Tools are just tools

SarahP
Member
0 9 3

There are a lot of tools out there that claim to help smokers quit. Nicotine gum, patches, drugs, hypnosis, and more.

Here’s an unpleasant truth – tools are just tools. Some may help, some may help a lot, but nothing will do the hard work for you. There are no shortcuts, no tricks, no magic bullets. Different tools claim different effects, usually easing withdrawal symptoms a bit, but none of these tools (not gum, lozenges, Chantix, Zyban, or anything else) can stop you from choosing to pick up a cigarette, light it, and inhale.

I used the nicotine lozenges during this quit. I also used the lozenges in my last two failed attempts to quit. What can we conclude about lozenges from this? In all three attempts, they did their job – they gave me a small dose of nicotine to make withdrawal slightly less uncomfortable. The lozenges worked just fine – it was ME that failed those two times, and ME that chose to change my behavior this time.

Think about this – if you need to build a staircase, and build a shoddy, rickety, unsafe thing that collapses the first time you use it, do you say “I guess my hammer didn’t work”?

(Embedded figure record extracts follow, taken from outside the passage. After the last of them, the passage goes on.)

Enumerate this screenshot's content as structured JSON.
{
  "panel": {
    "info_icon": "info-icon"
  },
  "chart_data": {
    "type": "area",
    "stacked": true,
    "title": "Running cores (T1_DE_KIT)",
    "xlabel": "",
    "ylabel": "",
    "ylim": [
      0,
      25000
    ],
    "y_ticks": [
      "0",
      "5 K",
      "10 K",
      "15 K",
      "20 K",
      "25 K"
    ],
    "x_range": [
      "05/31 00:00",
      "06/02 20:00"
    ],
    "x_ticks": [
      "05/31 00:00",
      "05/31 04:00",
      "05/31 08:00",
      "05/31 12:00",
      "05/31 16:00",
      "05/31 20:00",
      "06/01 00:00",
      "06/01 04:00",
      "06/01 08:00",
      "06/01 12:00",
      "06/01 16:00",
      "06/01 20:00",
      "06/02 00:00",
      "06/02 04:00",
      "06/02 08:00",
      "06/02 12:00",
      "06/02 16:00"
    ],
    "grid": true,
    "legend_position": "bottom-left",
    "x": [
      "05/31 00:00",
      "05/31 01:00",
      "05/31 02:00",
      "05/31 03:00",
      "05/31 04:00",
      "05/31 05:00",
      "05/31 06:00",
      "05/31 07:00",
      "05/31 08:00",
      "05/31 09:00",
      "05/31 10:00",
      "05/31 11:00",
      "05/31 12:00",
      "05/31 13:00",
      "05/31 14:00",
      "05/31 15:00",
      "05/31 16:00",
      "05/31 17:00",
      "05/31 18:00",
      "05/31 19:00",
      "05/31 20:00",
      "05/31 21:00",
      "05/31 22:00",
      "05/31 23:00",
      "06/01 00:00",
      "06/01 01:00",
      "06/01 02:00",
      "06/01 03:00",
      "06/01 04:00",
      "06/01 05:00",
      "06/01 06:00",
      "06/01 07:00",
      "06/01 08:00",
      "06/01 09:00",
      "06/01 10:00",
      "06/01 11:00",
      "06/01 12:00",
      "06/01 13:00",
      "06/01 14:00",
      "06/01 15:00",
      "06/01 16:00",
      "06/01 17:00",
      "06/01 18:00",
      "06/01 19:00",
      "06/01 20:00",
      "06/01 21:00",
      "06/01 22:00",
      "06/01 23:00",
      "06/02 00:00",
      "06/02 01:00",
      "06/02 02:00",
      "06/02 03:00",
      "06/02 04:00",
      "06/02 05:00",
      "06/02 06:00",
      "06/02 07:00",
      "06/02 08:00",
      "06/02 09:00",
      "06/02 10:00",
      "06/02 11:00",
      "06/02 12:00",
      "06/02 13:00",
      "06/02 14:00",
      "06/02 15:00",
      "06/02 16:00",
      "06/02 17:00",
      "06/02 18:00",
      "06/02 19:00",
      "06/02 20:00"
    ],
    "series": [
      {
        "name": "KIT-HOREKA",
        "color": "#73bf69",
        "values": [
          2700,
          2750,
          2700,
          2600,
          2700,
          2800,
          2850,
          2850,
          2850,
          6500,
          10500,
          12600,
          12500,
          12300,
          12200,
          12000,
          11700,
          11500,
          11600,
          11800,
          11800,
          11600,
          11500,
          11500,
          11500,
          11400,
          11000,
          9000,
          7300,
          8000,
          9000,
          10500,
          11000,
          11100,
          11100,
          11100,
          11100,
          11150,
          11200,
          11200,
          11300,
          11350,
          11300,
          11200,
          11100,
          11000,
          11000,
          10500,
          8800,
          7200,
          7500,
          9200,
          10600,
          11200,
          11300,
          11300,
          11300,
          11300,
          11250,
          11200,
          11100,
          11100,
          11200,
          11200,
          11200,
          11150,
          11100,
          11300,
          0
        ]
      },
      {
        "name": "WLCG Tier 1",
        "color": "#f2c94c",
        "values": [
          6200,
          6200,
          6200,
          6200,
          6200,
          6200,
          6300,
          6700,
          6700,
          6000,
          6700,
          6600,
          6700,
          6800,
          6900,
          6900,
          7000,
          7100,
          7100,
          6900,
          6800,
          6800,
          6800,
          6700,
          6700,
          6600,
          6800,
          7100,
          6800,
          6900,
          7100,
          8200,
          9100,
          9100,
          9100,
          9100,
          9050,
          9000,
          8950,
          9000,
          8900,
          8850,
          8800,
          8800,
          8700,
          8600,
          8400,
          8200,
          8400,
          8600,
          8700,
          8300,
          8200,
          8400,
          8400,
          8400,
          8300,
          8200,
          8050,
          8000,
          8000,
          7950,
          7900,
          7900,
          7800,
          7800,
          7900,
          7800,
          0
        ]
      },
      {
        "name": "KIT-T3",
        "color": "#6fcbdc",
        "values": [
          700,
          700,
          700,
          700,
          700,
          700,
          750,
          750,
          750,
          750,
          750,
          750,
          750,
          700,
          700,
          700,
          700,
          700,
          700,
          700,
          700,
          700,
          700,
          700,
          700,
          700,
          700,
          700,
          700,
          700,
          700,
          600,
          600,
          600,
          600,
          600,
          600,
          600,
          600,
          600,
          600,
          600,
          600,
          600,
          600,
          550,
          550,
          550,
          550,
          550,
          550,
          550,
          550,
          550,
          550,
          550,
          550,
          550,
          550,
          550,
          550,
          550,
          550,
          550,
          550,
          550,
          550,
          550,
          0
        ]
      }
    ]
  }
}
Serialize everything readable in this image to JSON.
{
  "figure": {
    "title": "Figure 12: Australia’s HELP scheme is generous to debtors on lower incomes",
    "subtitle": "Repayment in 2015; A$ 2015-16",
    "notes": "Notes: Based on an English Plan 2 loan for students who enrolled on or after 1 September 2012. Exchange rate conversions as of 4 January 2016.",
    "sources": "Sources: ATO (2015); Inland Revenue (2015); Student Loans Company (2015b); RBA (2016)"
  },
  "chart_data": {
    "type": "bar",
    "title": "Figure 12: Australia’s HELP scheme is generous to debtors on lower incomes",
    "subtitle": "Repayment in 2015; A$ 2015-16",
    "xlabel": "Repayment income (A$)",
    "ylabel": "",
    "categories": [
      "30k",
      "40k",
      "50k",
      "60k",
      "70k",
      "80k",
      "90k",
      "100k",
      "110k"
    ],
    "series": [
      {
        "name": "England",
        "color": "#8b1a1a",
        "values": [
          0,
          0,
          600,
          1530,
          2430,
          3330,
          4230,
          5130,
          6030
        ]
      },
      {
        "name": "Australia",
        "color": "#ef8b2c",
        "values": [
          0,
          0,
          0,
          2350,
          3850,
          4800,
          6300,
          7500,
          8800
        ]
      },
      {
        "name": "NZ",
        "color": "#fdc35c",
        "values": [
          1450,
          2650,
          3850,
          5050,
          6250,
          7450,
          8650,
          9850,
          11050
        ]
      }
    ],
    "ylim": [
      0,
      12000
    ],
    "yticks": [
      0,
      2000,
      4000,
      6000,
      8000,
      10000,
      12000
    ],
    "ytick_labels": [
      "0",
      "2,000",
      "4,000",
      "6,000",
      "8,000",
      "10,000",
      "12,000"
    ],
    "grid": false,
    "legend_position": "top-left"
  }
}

Include these types of tools in your plan if you want. Absolutely. But put the proper emphasis on them.

And while you’re mapping out your day-by-day plan for using different tools, make sure you’re also mapping out your mental plan – your commitment to change your behavior, to respond to life’s triggers in a new way, to distract yourself when it gets difficult, and to accept that withdrawal is uncomfortable but entirely manageable. No pill or patch will do that part for you.

Physical – managing nicotine withdrawal.
Mental – responding in a new way when you’re stressed, bored, hungry, or sad.
You need both plans to succeed.

Choose, commit, and act! You can do this! 

 

 

I quit making excuses to smoke 872 days ago. I have saved $4,360 by not smoking 17,441 cigarettes. I have saved 1 Month, 4 Weeks, and 2 Days of my life.